KJESS is the KPMG Jamaica arm referenced in the notification; the organization told employees that the files had been uploaded to an external cloud workspace tied to Microsoft's Azure platform. The materials described internally were employment-related records belonging to KPMG Jamaica staff, and the firm routed formal notifications through its internal channels and regulatory notification procedures on February 16, 2026.

The disclosure did not include a public tally of how many employees were affected or the precise contents or size of the dataset that was uploaded to the external Azure workspace. KJESS staff received direct notification about the exposure, and regulators were notified under the same timeline; the company has characterized the issue as tied to an upload of internal employment data to an external cloud workspace.

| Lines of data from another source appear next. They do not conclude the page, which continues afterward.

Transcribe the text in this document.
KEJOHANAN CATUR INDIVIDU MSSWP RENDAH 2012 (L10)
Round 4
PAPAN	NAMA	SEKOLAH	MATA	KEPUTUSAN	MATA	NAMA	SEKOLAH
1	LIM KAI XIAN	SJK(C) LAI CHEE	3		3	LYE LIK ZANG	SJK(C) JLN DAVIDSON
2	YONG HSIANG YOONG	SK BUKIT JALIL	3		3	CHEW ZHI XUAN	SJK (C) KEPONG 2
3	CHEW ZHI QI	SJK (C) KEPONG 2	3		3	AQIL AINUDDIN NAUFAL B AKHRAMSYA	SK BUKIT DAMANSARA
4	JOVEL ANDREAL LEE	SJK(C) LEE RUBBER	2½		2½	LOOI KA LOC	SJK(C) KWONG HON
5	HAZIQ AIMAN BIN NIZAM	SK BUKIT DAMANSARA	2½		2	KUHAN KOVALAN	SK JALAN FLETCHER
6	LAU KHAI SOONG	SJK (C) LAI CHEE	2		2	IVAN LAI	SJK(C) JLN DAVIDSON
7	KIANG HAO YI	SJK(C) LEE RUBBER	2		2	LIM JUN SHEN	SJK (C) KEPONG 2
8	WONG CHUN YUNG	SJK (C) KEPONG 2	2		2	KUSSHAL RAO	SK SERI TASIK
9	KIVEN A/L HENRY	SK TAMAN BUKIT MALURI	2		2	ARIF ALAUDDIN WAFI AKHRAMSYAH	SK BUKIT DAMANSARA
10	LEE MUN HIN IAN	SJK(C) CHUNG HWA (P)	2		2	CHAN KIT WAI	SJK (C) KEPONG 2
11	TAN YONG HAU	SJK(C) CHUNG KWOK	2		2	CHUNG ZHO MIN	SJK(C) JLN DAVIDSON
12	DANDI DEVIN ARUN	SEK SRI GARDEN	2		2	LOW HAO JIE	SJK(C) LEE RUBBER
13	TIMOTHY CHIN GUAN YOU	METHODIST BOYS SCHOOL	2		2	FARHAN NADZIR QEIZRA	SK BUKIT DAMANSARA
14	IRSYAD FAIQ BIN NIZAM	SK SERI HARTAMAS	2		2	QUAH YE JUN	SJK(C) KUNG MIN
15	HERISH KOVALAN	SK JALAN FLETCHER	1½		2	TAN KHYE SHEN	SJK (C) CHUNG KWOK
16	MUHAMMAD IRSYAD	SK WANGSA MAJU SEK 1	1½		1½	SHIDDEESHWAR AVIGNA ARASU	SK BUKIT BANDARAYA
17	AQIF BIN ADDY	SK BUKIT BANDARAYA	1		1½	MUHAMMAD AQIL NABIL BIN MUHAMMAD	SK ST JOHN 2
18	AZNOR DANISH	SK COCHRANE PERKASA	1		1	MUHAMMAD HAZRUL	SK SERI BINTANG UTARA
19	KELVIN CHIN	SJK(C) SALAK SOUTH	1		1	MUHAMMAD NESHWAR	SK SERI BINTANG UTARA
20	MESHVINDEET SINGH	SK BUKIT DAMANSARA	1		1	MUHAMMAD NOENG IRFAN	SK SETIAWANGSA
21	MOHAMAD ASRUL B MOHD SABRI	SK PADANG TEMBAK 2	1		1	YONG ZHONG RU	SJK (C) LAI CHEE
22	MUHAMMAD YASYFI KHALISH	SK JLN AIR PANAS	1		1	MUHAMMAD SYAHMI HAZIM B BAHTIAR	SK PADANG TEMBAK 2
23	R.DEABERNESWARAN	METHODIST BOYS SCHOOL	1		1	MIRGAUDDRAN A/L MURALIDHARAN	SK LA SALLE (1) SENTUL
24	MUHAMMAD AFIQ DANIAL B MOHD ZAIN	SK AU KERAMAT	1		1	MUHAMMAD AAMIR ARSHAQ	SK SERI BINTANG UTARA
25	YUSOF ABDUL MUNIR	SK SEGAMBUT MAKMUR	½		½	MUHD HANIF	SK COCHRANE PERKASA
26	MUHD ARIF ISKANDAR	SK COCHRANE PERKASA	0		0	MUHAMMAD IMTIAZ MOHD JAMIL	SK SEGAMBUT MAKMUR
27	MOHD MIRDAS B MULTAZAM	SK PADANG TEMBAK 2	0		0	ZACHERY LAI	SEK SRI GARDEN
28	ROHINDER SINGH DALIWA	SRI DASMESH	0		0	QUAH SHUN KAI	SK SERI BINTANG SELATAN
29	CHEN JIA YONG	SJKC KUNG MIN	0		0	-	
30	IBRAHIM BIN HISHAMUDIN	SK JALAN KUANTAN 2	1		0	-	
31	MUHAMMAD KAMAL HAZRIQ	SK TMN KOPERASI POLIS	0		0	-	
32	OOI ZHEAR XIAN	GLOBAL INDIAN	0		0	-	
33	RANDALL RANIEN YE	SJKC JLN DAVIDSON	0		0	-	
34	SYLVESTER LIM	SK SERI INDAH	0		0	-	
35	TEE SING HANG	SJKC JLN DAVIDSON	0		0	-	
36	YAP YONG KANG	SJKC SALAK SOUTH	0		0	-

At this writing, KJESS has confirmed the facts of the upload, the classification of the files as an internal employment dataset, and the notifications to employees and regulators that occurred on February 16, 2026. The scope of remediation, the technical cause of the upload to the external Azure workspace, and any follow-up actions by regulators have not been published alongside the notification to staff.

For KPMG Jamaica employees, the immediate detail established by KJESS is the type of data involved and the destination platform - an external Azure cloud workspace - and that the firm proceeded to notify both staff and regulatory bodies on February 16, 2026. Future updates are expected to clarify the number of records affected and the regulatory response.